H'Mong: more of the same as well. It might have a little more mineral base, depth, and feel structure than the other, so it's definitely not inferior, just different. That flavor range in the other really works well for me though; I do like it better. And it has good freshness, intensity, balance, and so on. The snap pea aspect has long since faded, but I'm not having much luck with a flavor list for this.
On the next round it's still holding a great balance, maybe with even more fullness of range than the other, more depth and intensity. I'll probably still let these brew a little longer, more than the nearly 30 seconds I've been using (proportion is backed off my standard 8 grams, maybe only 6), to try them stronger. But intensity was already good this round (#6; I combined notes for both), so it's just to see what changes.

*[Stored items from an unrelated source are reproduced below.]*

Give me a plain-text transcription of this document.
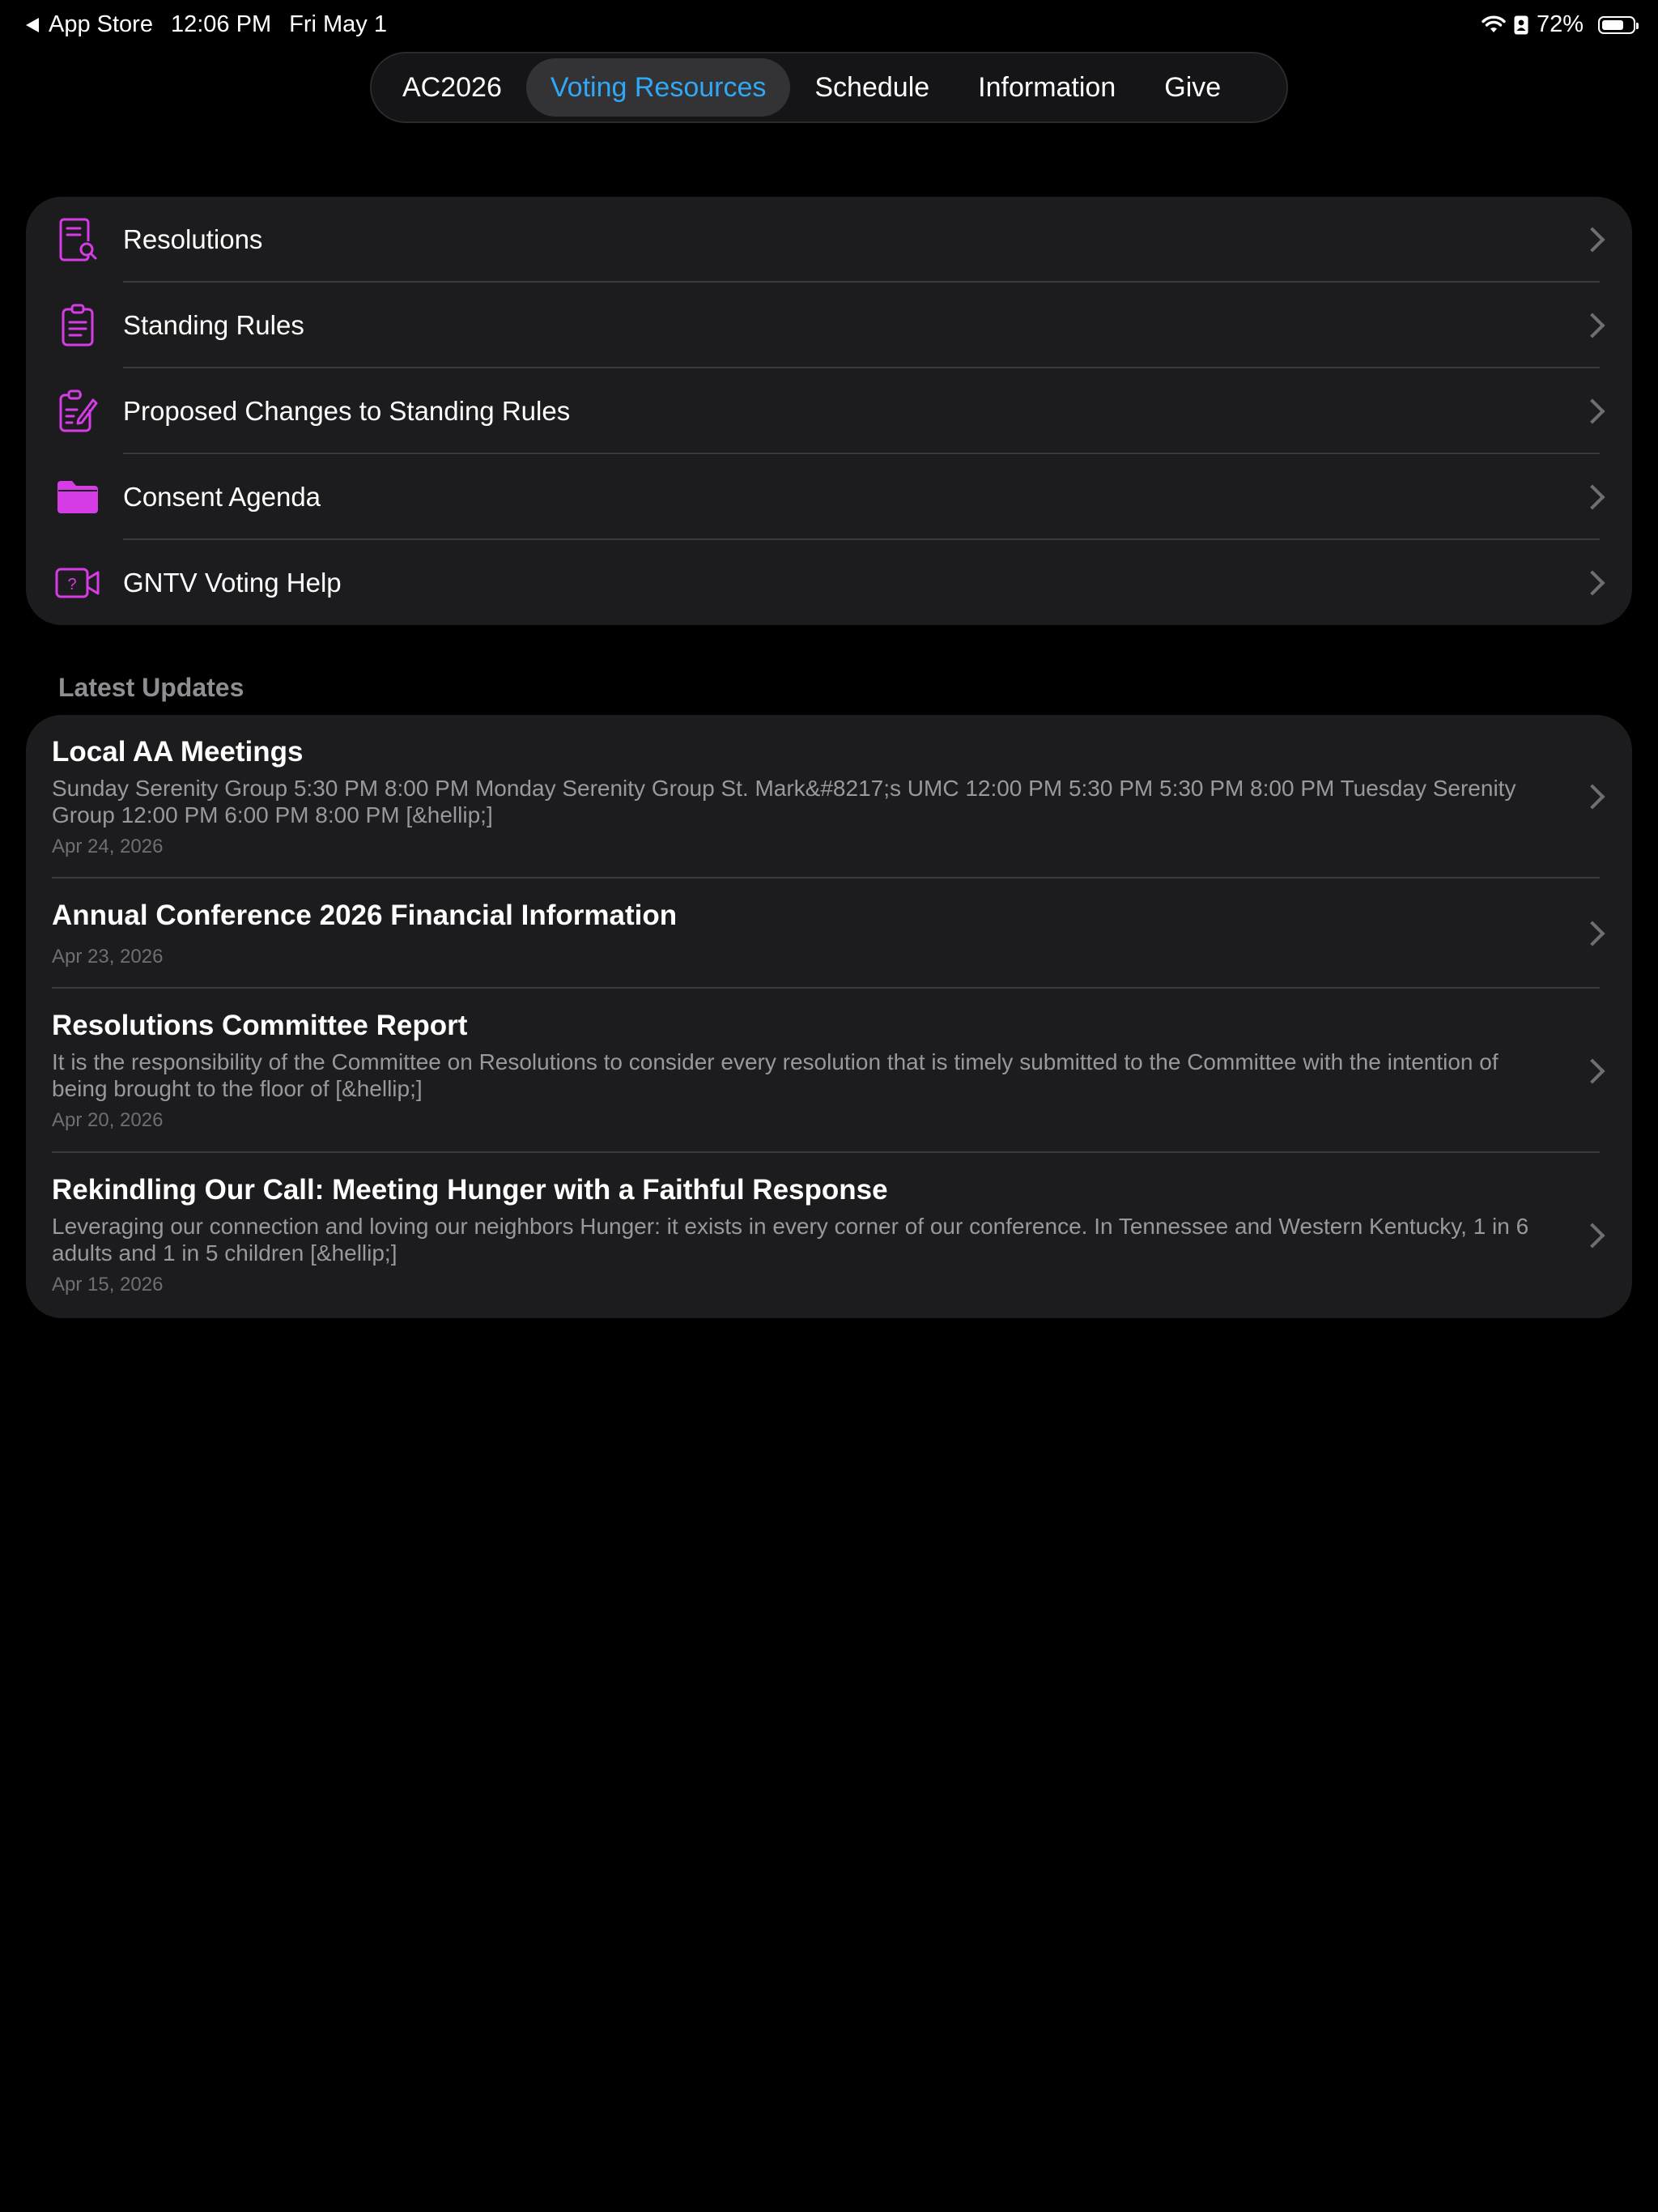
App Store 12:06 PM Fri May 1	72%
AC2026	Voting Resources	Schedule	Information	Give
Resolutions
Standing Rules
Proposed Changes to Standing Rules
Consent Agenda
? GNTV Voting Help
Latest Updates
Local AA Meetings
Sunday Serenity Group 5:30 PM 8:00 PM Monday Serenity Group St. Mark&#8217;s UMC 12:00 PM 5:30 PM 5:30 PM 8:00 PM Tuesday Serenity Group 12:00 PM 6:00 PM 8:00 PM [&hellip;]
Apr 24, 2026
Annual Conference 2026 Financial Information
Apr 23, 2026
Resolutions Committee Report
It is the responsibility of the Committee on Resolutions to consider every resolution that is timely submitted to the Committee with the intention of being brought to the floor of [&hellip;]
Apr 20, 2026
Rekindling Our Call: Meeting Hunger with a Faithful Response
Leveraging our connection and loving our neighbors Hunger: it exists in every corner of our conference. In Tennessee and Western Kentucky, 1 in 6 adults and 1 in 5 children [&hellip;]
Apr 15, 2026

Dao #7: mineral dominates the experience brewed a little stronger, this late into the infusion count. Maxing out proportion and using shorter rounds would delay that by a couple of infusions. It's still quite pleasant though, not really thinning in character much yet, or expressing that green wood flavor and astringency sheng tends to when it's pretty much done. But they are fading.
H'Mong #7: still quite pleasant, still not done, but a little diminished in range. Most sheng versions never express the brightness, freshness, positive floral and fruit range, and sweetness these did in the first half dozen rounds, so they'd never be better than this. Much higher bitterness level would be typical; I guess someone could see that as a limitation, even though I don't.